Ana walked right up to the street and climbed into a waiting car. She’d planned all of this, right down to the camera angle. I should feel betrayed, even angry at her.

But all I could feel right then was a fist of pain curled tight in my chest. That’s what finally got me moving. Pain like this, it was mine, private, and I finally gathered my wits about me enough to swear at them all, shoving away a guy who’d come straight up into my face. Striding toward the street, I found a taxi to climb into myself.

Ana didn’t love me. Why was it only then, when she said that she didn’t, that I fully realized that I did love her? I loved her. How was that for shit timing?

If I’d clued in earlier, woken her up in the middle of the night in Mammoth and told her I couldn’t live without her, would that have changed things? But it was too late now. Now she’d rejected me, thrown back my ring, walked off and told me to have a nice life.

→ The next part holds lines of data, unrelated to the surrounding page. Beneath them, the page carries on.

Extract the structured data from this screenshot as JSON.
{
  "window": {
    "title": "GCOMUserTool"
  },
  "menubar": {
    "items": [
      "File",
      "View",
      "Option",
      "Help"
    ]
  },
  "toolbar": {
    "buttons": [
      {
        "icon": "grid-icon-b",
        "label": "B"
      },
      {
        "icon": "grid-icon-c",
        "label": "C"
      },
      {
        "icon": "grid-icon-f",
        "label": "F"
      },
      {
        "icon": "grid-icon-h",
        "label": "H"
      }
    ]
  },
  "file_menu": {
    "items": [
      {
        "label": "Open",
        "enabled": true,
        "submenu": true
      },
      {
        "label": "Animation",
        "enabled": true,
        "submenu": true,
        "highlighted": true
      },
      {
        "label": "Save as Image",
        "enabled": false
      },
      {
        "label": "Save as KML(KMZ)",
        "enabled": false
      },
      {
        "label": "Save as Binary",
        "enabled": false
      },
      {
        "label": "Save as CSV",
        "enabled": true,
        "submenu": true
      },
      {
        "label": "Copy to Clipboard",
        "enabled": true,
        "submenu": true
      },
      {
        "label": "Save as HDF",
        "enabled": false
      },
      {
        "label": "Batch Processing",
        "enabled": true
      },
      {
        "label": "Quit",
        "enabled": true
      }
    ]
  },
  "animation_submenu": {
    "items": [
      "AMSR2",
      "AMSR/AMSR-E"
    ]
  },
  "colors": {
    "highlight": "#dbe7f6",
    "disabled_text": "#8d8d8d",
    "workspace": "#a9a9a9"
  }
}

Why did everything get symbolic when you felt sad? The taxi stopped at a light and in the gutter I saw an old, discarded sneaker. Had that sneaker once been loved, part of a cherished pair? Had it been surprised when its time had come to an end? Had it expected it, a hole where the big toe had poked on through giving it proper warning? I bet it hadn’t. I bet it had been shocked as hell to find itself alone and forgotten in the gutter of life.

I knew I was being melodramatic, looking out at a battered sneaker in the rain and feeling kinship. But, damn it, I felt exactly like that sneaker. Cast to the side, laces untied, I’d come undone.